Ex first lady Hillary Clinton is surely the most likely to become America’s first female President in history. But would one woman at the top bring a true change for all the others?
As debates over feminism appear to have opened the hugest contemporary divide, Hillary Clinton has made it perfectly clear: she has no problem with being perceived as a champion of feminism. During her 2008 candidacy, the National Organization of Women endorsed her because of her “long history of support for women’s empowerment.” 250 academics and activists, Feminists for Clinton, praised her “powerful, inspiring advocacy of the human rights of women” and her “enormous contributions” as a policymaker and champion of both female and LGBT rights.
She recently declared she doesn’t believe there’s “anything controversial” about simply supporting equal rights for women, and she also addressed those who view feminism as old-fashioned or out of date, saying, “I don’t think you’ve lived long enough.”
The trouble is, according to her opponents, she’s no champion for the cause. They stress her unconditional support to her husband, back in the 1990s, against all accusations of cheatings and sexual assaults. And they trace it back to her need to escalate politically using Bill’s name: “not exactly the feminist way of being your own, empowered woman”. As for her career, there isn’t much for feminists to be excited about. Hillary’s foundation, they claim, has accepted money from countries like Saudi Arabia that legally discriminate against women. And, beyond that, she is now speaking out against the gender wage gap when she had her own wage gap while she was a U.S. senator.
Moreover the presence of women in power, instead of implying new opportunities, may actively prevent other women from advancing. To prove this point, researches analyzed the top tiers of 1,500 firms and discovered that once the first woman has been appointed in a management role, the chances of another female colleague joining her halve.

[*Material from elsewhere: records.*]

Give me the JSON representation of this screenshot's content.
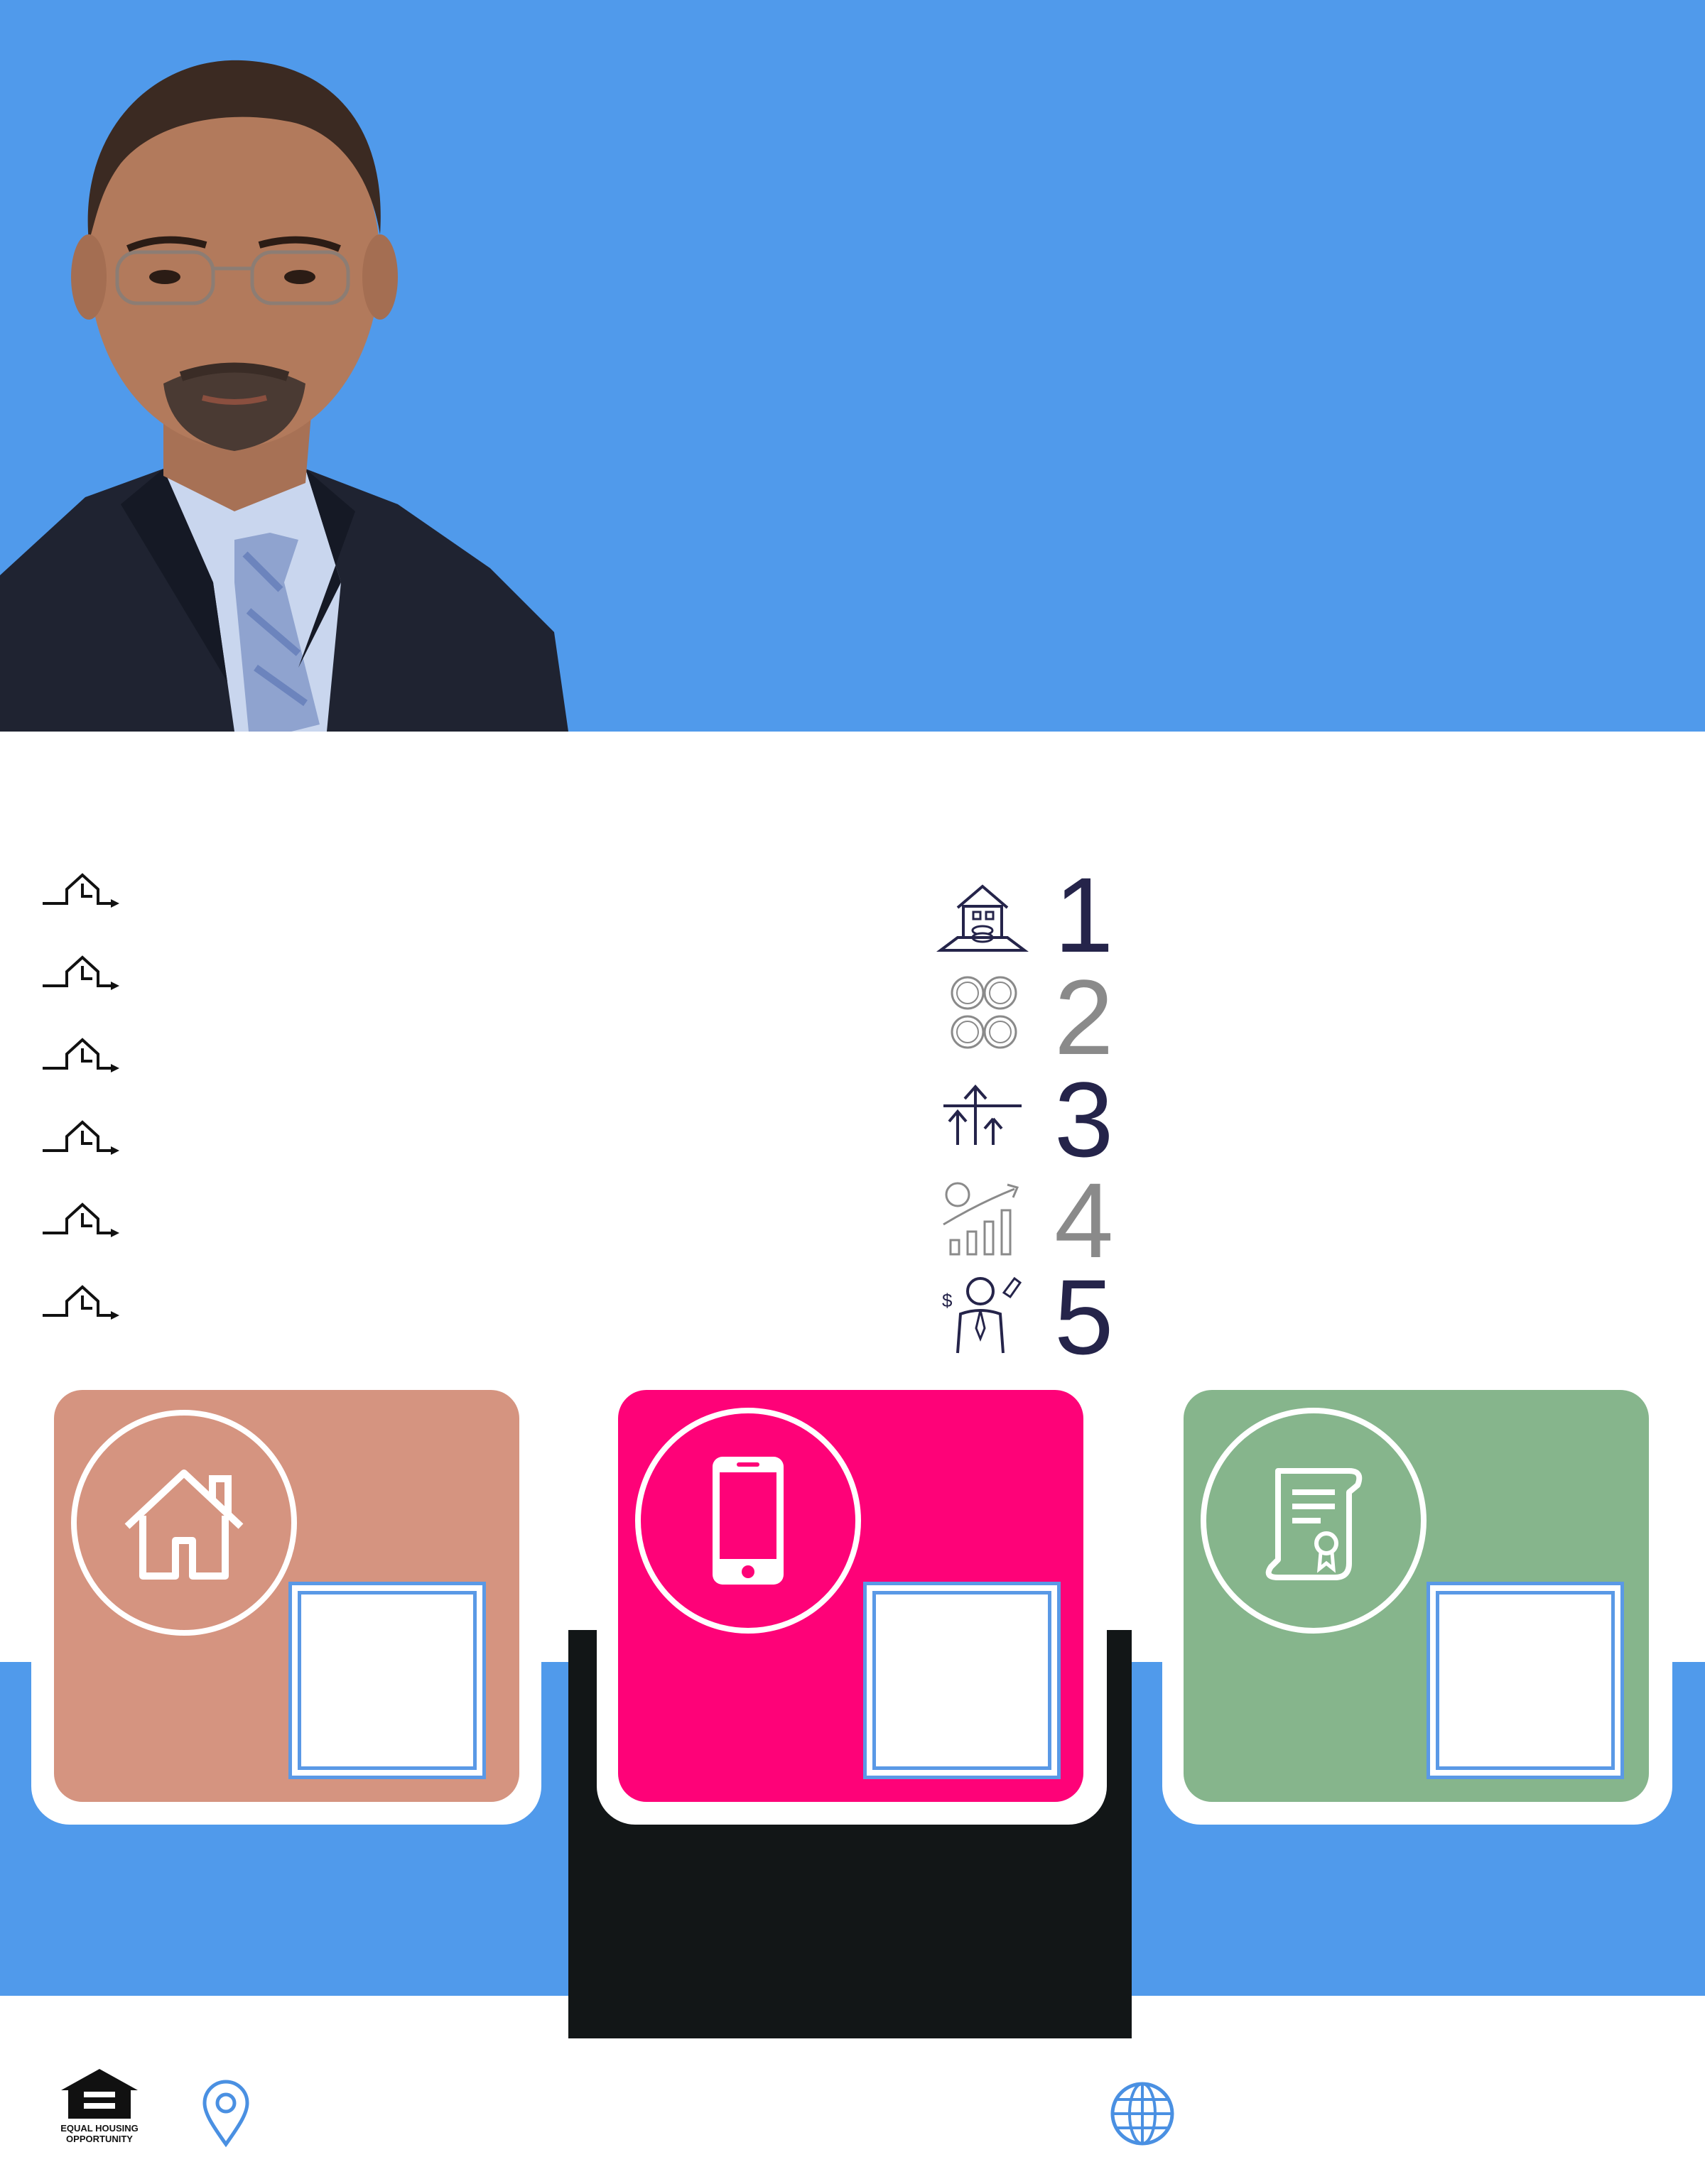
{
  "colors": {
    "brand_blue": "#509aeb",
    "card_house": "#d59480",
    "card_phone": "#fe0278",
    "card_document": "#86b58c",
    "panel_black": "#121617",
    "step_dark": "#25244a",
    "step_gray": "#8a8a8a"
  },
  "header": {
    "portrait_alt": "portrait-photo"
  },
  "bullets": [
    {
      "icon": "stair-arrow-icon"
    },
    {
      "icon": "stair-arrow-icon"
    },
    {
      "icon": "stair-arrow-icon"
    },
    {
      "icon": "stair-arrow-icon"
    },
    {
      "icon": "stair-arrow-icon"
    },
    {
      "icon": "stair-arrow-icon"
    }
  ],
  "steps": [
    {
      "number": "1",
      "icon": "house-coins-icon"
    },
    {
      "number": "2",
      "icon": "coins-icon"
    },
    {
      "number": "3",
      "icon": "growth-arrows-icon"
    },
    {
      "number": "4",
      "icon": "rising-chart-icon"
    },
    {
      "number": "5",
      "icon": "agent-money-icon"
    }
  ],
  "cards": [
    {
      "icon": "house-icon"
    },
    {
      "icon": "smartphone-icon"
    },
    {
      "icon": "certificate-icon"
    }
  ],
  "footer": {
    "logo": "equal-housing-opportunity-logo",
    "logo_text_line1": "EQUAL HOUSING",
    "logo_text_line2": "OPPORTUNITY",
    "location_icon": "location-pin-icon",
    "web_icon": "globe-icon"
  }
}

If Clinton is to be the first feminist president as well as the first female one, she’ll have to do more than simply personify change; she’ll actually have to bring some. She could start by revisiting some inequalities in the justice system, taking action on the gender wage gap, listening to the people’s opinion on contraception, abortion and miscarrying… As the former U.S. Secretary of State, Clinton discussed how feminism plays a key role in the U.S.’s foreign policy. “Women and girls … are central to our foreign policy,” she said, explaining that nations that support women are more stable and “less likely to breed extremism.”
Hopefully, if elected, she will also legislate accordingly. For some supporters, whatever happens after Clinton reaches the White House is almost beside the point, anyway. It would be a triumph for feminism no matter how she turns out to be. When young American girls see a woman in the highest office, they’ll believe in equal opportunities, in being aware of their own talents, abilities, and that with hard work they can grow up to be whatever they want to be.